Safety geeks never trust a lab product blindly. Years of chronic and acute toxicity testing build evidence that sorbents like SUPELPURE HC don’t leach out unwanted byproducts into samples. Toxicologists spike water or food with the material, then screen for nasty surprises using mouse, fish or microbial models. Leachate studies run through EPA and European Union protocols, screening for heavy metal residues or siloxane breakdown products. Any hint of systemic toxicity gets flagged and the lot vanished from circulation. Staff health remains a focus. Inhalation studies and occupational exposure monitoring keep tabs on dust risks—small but never zero. Most results show negligible toxicity from proper use, but companies behind products like SUPELPURE HC continue updating safety data and running fresh screens as formulation shifts. No lab leader takes these reports for granted.

Future Prospects

Refills like SUPELPURE HC don’t sit still as regulatory bars get higher and environmental science advances.
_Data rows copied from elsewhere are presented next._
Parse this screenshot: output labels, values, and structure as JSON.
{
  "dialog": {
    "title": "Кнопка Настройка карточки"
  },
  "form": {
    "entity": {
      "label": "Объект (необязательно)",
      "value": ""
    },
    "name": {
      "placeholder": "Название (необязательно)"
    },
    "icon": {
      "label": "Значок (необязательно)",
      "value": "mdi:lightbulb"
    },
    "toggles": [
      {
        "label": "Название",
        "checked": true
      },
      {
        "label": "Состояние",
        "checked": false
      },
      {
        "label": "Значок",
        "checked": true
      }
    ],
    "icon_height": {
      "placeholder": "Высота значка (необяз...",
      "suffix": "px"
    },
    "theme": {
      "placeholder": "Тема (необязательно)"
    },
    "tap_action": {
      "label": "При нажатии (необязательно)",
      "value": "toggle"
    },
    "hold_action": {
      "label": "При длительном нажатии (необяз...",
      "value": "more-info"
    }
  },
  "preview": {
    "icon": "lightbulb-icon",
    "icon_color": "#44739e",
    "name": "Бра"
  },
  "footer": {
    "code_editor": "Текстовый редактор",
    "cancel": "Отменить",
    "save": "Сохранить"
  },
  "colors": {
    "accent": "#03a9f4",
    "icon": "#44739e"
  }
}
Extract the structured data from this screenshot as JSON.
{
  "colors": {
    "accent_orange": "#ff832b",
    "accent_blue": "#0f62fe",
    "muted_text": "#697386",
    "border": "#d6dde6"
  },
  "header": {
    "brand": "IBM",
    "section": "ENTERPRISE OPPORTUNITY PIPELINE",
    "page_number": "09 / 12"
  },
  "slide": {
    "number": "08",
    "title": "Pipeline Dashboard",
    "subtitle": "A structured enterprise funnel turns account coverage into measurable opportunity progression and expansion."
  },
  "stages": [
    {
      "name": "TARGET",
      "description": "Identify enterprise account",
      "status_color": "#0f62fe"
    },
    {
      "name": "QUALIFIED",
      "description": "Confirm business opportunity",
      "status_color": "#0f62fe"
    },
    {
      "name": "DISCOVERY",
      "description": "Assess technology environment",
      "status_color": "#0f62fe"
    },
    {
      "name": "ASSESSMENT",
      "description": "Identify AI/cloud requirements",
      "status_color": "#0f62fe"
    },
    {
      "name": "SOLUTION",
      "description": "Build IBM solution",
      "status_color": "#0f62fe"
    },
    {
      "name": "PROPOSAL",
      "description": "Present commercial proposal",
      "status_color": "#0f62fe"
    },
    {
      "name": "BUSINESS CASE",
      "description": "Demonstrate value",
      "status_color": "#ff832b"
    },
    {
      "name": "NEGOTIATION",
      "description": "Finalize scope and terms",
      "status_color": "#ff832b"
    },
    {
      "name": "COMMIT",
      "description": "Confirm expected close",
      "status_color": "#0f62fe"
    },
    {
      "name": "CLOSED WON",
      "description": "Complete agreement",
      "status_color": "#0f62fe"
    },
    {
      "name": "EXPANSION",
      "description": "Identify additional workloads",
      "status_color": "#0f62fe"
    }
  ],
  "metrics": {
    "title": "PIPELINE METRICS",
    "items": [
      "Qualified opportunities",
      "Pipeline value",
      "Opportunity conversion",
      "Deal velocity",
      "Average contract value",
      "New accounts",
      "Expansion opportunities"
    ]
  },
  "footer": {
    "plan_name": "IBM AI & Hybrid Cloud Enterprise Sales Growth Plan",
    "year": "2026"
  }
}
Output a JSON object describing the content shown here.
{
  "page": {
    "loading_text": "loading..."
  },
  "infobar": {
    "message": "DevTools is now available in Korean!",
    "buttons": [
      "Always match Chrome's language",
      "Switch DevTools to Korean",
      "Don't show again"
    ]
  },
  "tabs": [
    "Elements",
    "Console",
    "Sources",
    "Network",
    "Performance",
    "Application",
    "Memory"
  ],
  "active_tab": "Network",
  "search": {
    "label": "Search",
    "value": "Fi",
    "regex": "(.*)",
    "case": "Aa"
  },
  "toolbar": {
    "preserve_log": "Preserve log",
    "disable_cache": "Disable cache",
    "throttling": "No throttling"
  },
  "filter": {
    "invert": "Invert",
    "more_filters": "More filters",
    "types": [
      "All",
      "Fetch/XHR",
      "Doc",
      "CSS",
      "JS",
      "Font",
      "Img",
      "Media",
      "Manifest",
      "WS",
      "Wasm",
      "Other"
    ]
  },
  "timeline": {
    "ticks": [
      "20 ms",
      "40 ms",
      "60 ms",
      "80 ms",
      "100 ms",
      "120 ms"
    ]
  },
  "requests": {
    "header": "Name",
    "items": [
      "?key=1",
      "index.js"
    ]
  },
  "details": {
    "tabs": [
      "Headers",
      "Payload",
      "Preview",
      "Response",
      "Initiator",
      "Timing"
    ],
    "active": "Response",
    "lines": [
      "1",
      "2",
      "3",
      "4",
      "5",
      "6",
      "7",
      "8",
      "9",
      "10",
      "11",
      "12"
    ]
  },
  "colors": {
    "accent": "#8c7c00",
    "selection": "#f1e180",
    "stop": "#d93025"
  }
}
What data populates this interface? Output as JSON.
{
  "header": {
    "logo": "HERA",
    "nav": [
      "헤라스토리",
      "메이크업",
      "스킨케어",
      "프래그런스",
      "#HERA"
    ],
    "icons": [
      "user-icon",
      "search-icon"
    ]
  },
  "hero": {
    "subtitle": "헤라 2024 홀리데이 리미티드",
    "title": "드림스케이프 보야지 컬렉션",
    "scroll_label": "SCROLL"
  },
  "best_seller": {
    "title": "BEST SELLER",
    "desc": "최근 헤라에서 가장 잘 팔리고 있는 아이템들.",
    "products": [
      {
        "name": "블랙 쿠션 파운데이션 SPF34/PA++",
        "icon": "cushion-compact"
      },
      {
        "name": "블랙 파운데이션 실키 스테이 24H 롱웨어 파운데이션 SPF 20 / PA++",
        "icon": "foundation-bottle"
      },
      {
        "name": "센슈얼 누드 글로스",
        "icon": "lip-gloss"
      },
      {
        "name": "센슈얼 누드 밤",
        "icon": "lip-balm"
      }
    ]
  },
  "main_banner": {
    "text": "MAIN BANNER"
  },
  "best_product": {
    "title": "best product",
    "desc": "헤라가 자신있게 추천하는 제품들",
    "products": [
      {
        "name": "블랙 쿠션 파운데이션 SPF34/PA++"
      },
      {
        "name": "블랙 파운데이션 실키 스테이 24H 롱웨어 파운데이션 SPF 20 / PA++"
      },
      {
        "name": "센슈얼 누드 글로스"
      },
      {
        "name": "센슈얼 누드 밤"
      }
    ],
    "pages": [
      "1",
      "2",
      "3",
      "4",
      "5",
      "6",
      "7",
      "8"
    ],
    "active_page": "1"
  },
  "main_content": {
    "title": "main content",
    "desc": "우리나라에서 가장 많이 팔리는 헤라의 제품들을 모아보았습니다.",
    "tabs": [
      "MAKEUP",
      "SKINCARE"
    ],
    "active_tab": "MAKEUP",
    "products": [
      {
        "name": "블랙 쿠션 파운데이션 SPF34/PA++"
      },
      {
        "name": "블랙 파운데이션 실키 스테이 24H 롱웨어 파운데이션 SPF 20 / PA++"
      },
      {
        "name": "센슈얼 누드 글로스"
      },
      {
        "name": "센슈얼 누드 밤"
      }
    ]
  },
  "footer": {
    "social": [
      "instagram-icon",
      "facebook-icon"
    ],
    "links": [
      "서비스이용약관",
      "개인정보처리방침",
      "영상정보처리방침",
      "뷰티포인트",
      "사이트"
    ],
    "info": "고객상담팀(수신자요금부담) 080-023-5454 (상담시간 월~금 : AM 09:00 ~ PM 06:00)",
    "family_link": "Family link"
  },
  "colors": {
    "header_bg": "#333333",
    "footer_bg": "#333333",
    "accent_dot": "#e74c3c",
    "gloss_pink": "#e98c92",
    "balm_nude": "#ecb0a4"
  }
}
Water treatment facilities lobby for lower reporting limits on oil and hydrocarbon contaminants. Climate researchers need more refined separation for microplastics and persistent organics. Product teams pick up cues from green chemistry, searching for less energy-intensive synthesis methods and biodegradable packaging. One trend gaining ground: modular refill systems matched to semi-automated sampling, shrinking both hands-on labor and manual error. Artificial intelligence tools start shaping batch QC, catching tiny variations before they reach customers. Over the next decade, I expect products like SUPELPURE HC to not only toughen their technical edge but also to lean into sustainability—offering watertight performance, safer chemistries, and lighter environmental footprints. As science steps up, these lab workhorses must keep pace, keeping rivers clean and data trustworthy long after the last refill leaves the shelf.




What is SUPELPURE HC REFILL used for?

A Closer Look at What SUPELPURE HC REFILL Does

SUPELPURE HC REFILL lands in laboratories that analyze drinking water, pharmaceuticals, and food products. Labs using advanced chromatography equipment lean on it to remove unwanted molecules. Columns packed with this material can pull out pollutants, pesticides, or fragments in solutions before scientists even look for the actual compound of interest. Quality results come down to how well these sample cleanup tools do their job—otherwise, muck hides what you need to see.

How SUPELPURE HC REFILL Improves Analysis

In practice, lots of labs run water and food samples through these refills because real-world samples carry all sorts of things that can clog machines and mess up results. Tap water might look clear, but tiny amounts of oil, fertilizer leftovers, or even cleaning chemicals can lurk inside. Food extracts hold fats and pigments you don't want in your expensive testing instruments. SUPELPURE HC REFILL acts as a filter, grabbing this sticky, greasy stuff so only what you care about actually reaches the detector.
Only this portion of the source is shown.